What alignment-relevant abilities might Terence Tao lack?

towards_keeperhood

What alignment-relevant abilities might Terence Tao lack?

post by Towards_Keeperhood (Simon Skade) · 2025-04-07T19:44:18.620Z · LW · GW · 0 comments

  Background
  The Questions
None
No comments

40. "Geniuses" with nice legible accomplishments in fields with tight feedback loops where it's easy to determine which results are good or bad right away, and so validate that this person is a genius, are (a) people who might not be able to do equally great work away from tight feedback loops, (b) people who chose a field where their genius would be nicely legible even if that maybe wasn't the place where humanity most needed a genius, and (c) probably don't have the mysterious gears simply because they're rare. You cannot just pay $5 million apiece to a bunch of legible geniuses from other fields and expect to get great alignment work out of them. They probably do not know where the real difficulties are, they probably do not understand what needs to be done, they cannot tell the difference between good and bad work, [...]

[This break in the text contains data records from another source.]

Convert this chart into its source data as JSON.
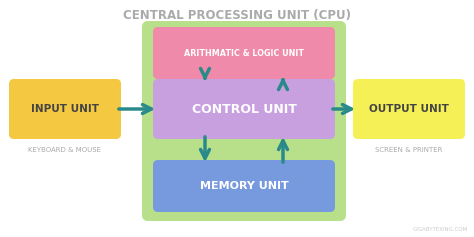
{
  "title": "CENTRAL PROCESSING UNIT (CPU)",
  "title_color": "#aaaaaa",
  "background_color": "#ffffff",
  "cpu_box_color": "#b8e08a",
  "alu_box_color": "#f08aaa",
  "control_box_color": "#c8a0e0",
  "memory_box_color": "#7799dd",
  "input_box_color": "#f5c842",
  "output_box_color": "#f5f055",
  "arrow_color": "#2a8a8a",
  "alu_text": "ARITHMATIC & LOGIC UNIT",
  "control_text": "CONTROL UNIT",
  "memory_text": "MEMORY UNIT",
  "input_text": "INPUT UNIT",
  "input_sub": "KEYBOARD & MOUSE",
  "output_text": "OUTPUT UNIT",
  "output_sub": "SCREEN & PRINTER",
  "watermark": "GIGABYTEXING.COM",
  "box_text_color": "#ffffff",
  "input_output_text_color": "#444444",
  "sub_text_color": "#aaaaaa"
}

-Eliezer in AGI ruin [LW · GW]

This question is about the capabilities that are needed for alignment research in the worlds where alignment is hard, so we need to solve alignment very robustly, for which the easiest path to success likely involves creating a new AGI paradigm where alignment is more feasible.

My guess is that Eliezer is likely right about that we cannot just pay a young supergenius to work on alignment and expect useful (hard-world) alignment progress to come out, but I'm wondering whether we might be able to train them to become capable in the relevant ways.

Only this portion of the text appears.